BRUCE GILDEN - A CLOSER LOOK
28.11.2025 bis 22.02.2026 im Westlicht
Lesedauer: 3 Minuten
Mit seiner unverwechselbaren Bildsprache ist Bruce Gilden einer der großen Vertreter der Street Photography und zugleich einer der kompromisslosesten Porträtfotografen unserer Zeit. Bekannt für die radikale Nähe und schonungslose Direktheit seiner Fotografien, schafft Gilden kraftvolle Bilder, die uns unmittelbar konfrontieren, verstören und bewegen. Vom 28. November 2025 bis 22. Februar 2026 widmet ihm das Fotomuseum WestLicht seine erste große Einzelausstellung in Österreich und bietet mit einer dreitägigen Masterclass und einer Lecture weitere besondere Gelegenheiten, sich eingehender mit dem streitbaren Superstar, seinem Œuvre und seinen kontrovers diskutierten Fotografien vertraut zu machen. Entlang der beiden großen Blöcke in Gildens Schaffen versammelt die Personale A CLOSER LOOK rund 70 Arbeiten. Zu sehen sind seine Schwarz-Weiß- Straßenfotografien, beginnend mit seinen frühen Aufnahmen von Coney Island aus dem Jahr 1969, genauso wie die aus kürzester Distanz fotografierten Faces – überlebensgroße Farbporträts, von denen die jüngsten in der Ausstellung gezeigten im Jahr 2024 entstanden sind.

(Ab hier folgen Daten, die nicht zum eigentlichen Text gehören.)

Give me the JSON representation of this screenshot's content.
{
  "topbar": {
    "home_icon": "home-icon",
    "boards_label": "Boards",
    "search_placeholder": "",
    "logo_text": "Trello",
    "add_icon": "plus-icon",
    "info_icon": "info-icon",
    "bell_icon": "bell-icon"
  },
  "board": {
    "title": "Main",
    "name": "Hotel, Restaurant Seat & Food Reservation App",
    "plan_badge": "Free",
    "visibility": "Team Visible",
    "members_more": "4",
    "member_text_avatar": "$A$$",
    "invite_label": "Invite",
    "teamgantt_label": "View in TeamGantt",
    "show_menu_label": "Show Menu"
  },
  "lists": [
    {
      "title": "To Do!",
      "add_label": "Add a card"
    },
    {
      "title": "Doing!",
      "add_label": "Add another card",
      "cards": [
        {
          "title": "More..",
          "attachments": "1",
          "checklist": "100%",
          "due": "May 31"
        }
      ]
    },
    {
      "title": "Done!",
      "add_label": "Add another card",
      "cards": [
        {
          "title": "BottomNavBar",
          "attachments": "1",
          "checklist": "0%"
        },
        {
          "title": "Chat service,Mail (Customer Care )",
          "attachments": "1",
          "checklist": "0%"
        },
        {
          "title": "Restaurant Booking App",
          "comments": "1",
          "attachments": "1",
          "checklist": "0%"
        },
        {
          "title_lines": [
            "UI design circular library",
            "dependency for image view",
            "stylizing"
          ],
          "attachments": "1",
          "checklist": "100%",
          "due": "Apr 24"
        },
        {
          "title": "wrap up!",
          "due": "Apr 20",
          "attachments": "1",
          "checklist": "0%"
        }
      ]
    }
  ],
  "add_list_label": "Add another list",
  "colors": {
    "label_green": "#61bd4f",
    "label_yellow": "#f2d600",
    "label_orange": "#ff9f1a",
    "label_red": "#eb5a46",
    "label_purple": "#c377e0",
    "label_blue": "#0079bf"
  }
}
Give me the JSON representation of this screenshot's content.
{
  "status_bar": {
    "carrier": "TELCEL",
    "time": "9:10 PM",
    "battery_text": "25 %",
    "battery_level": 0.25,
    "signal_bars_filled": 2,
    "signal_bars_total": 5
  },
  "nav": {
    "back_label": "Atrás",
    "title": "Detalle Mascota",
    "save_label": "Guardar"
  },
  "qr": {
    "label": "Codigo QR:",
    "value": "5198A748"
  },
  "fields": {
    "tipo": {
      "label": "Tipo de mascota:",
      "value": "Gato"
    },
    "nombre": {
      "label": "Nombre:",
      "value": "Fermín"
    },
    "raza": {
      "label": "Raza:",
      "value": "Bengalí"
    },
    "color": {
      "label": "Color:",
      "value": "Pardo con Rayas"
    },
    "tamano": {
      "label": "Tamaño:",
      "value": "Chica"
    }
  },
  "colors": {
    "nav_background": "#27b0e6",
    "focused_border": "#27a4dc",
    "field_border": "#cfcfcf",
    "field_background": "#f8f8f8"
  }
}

Seit über fünfzig Jahren richtet der US-Amerikaner Bruce Gilden seine Kamera auf all jene, die sonst im Schatten stehen: Randfiguren der Gesellschaft, Nonkonformist:innen und Außenseiter:innen. Stars und Sternchen und der falsche Glamour und die Gefälligkeit der aktuellen Instagram-Kultur interessieren ihn nicht – sein Blick richtet sich auf Charaktere, Typen und Gesichter, in denen das Leben Spuren, oft Narben, hinterlassen hat. Kurz: auf echte Menschen in ihrer ganzen Einzigartigkeit.
Gilden ist seit 1998 Mitglied der legendären Agentur Magnum Photos. Sein unverkennbarer Stil zeichnet sich vor allem durch radikale Nähe und ungeschönte Direktheit aus – Eigenschaften, die zu Markenzeichen seiner Arbeit geworden sind. In seinen frühen Jahren inspiriert von Robert Capas Credo „If your pictures aren’t good enough, you’re not close enough“, verfolgt Gilden diesen Ansatz bis heute und fügt in seinen eigenen Worten hinzu: „The older I get, the closer I get.“ Diese Unmittelbarkeit und Gildens Energie sind in seinen Arbeiten greifbar, seine
Bewegungen folgen der Dynamik der Straße und den Menschen, denen er begegnet. Jedes einzelne seiner Bilder steht dabei für sich, intensiv und kraftvoll – und obwohl Gildens Arbeiten sicherlich in der Tradition von Fotograf:innen wie Weegee, Lisette Model oder Diane Arbus zu lesen sind, tragen sie doch seine unverkennbare Handschrift.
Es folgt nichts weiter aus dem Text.